Papa observava sorrindo as entidades que brincavam, orgulhoso de suas criações, a mais velha e aquela que sequer havia sido criada ainda. Apesar de ser apenas o construtor de todos os seis Ghouls, ele sentia que eram uma família e lhe doía que eles tivessem problemas tão sérios e penosos entre si, problemas que geravam ódio e rancor, problemas que quase levaram a uma guerra e a morte de um deles e isso seria também a queda de seu mundo e da sua mente. Ele não podia interferir na relação de suas crias amadas a não ser em casos extremos e queria de todo seu cerne que pudessem conviver em perfeita harmonia.

Tendo apenas Sister como sua eterna confidente, ele temia que chegasse o momento em que não poderia proteger seus filhos deles mesmos, do mundo e especialmente dos humanos, que a cada dia idolatravam menos os Ghouls e a ele mesmo, ao longo dos anos eles vinham se tornando arredios e prepotentes. Mas por hora, ele estava mais do que ciente da força que tinha. Seus Ghouls viveriam eternamente, mas para isso, suas desavenças precisariam cessar.

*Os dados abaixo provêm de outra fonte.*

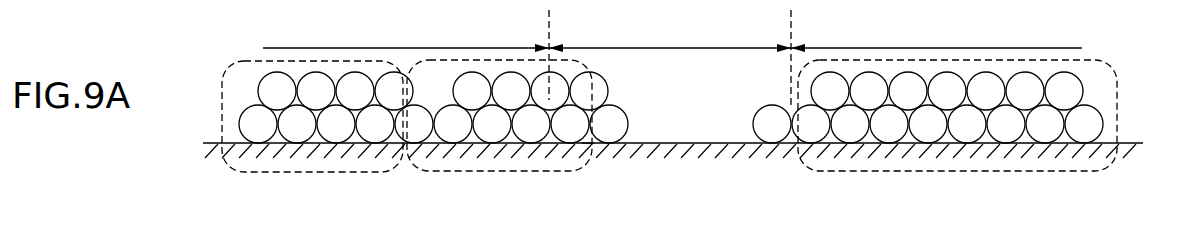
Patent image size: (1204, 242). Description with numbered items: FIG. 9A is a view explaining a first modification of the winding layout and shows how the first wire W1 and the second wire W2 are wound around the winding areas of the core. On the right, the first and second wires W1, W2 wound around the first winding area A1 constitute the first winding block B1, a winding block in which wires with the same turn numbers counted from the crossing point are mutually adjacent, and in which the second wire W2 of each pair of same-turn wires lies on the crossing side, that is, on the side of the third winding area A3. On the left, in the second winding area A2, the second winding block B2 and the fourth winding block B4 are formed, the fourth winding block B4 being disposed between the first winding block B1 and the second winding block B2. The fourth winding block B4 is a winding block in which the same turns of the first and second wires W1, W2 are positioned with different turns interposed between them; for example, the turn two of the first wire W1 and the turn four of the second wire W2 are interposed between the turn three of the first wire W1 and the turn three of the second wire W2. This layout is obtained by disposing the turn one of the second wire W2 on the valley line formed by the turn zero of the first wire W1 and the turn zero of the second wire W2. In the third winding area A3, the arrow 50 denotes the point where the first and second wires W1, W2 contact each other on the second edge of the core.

-Meu Water, você realmente tentou mesmo ou apenas se retirou acanhado ao primeiro grito raivoso? E agora, mesmo com essa ligação que possuem agora, você novamente tentou? Com essa criança dual? Espíritos pequenos e infantes precisam de criação, ele não será diferente, vocês precisam se resolver para que isso possa acontecer da melhor forma que vos caber, não coloquem o pequeno no meio dessa batalha particular, por mais que ela seja ainda tão viva e ardente aos dois. Vocês são maiores do que o passado que tiveram. Façam isso por esse futuro que agora corre descalço pelos meus gramados, mas façam também por vocês, que merecem a tantos milênios desfazer essa mágoa que tanto os machuca.

Rain o olhou cheio de cansaço e dúvidas, suspirou pesadamente, ele queria resolver isso e talvez ali fosse o lugar perfeito, onde eles, teoricamente, não poderiam golpear um ao outro, não com Emeritus tão próximo, nenhum deles era louco a esse ponto.

-Tentarei, prometo que tentarei mais uma vez e quantas necessárias forem.

Emeritus ficou com ele em um profundo silêncio confortável e Rain agradecia essa proximidade, pois lhe trazia alento nesse momento dúbio, o dava confiança e coragem para tomar uma decisão.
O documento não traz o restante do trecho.